I continue to find it strange that Qt would introduce a convenience method to add labelled sections to menus if that feature isn't available on all platforms. I understand there are limitations to what native menus in native menubars can show but not the step from that fact to an official attitude "just don't use QMenu::addSection on those platforms". Yet that's exactly how a bug report I filed on this topic was closed (a while back). I read that as "just don't use QMenu::addSection in cross-platform code", which in practice translates to "just don't use QMenu::addSection" - at all.

Is this still the official stance or has it been mellowed with time and insight that organising menus with labelled sections can be useful in applications with a rich (complex) GUI?

Again, I can understand that "texted separators" created with something like `menu->addSeparator()->setText("this may be a section label")` don't have the same appearance everywhere. A dedicated method `menu->addSection("This will be a section")` suggests otherwise, though.

I've been playing around with the code after I discovered the existence of the corresponding style hint and am testing a patch that attempts to provide a reasonable rendition of a "texted separator":

if SH_Menu_SupportsSections is false, use the emulation
else:
  if the menu belongs to a native menubar on Mac (or MS Windows?), use emulation
  else texted separators should work just fine.

IOW, on Mac emulation is only necessary when using the native widget style or else for menus attached to the native menubar.

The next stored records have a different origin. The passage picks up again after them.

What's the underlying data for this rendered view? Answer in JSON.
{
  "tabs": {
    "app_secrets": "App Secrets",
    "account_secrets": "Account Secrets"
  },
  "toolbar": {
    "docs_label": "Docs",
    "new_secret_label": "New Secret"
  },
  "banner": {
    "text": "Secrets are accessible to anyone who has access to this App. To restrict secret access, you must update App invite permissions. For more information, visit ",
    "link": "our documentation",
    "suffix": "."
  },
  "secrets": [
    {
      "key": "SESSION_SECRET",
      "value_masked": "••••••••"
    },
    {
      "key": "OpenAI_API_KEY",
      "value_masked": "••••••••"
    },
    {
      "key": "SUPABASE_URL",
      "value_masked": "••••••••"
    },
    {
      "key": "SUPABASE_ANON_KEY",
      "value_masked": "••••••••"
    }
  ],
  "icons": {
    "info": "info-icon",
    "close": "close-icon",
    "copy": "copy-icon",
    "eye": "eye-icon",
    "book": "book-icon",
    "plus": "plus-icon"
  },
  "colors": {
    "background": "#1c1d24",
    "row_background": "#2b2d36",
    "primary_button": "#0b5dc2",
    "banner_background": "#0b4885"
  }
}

Emulation is really quite simple: if the above check indicates it's required, add an additional regular but deactivated QAction to the menu holding the section text before adding the texted separator action. It would be nice if there were a way to centre the text of the disabled menu item but the result is close enough to a style that renders the section entry with underlined text. In either case it's up to the application to use a section text label that doesn't make the user think the menu entry should actually do something.

This emulation is done when the menu is constructed so the overhead associated with determining if the menu belongs to a native menubar should be acceptable.

R.

PS: am I right that even the Macintosh style could actually support texted separators in context menus and nonnative-menubar-menus?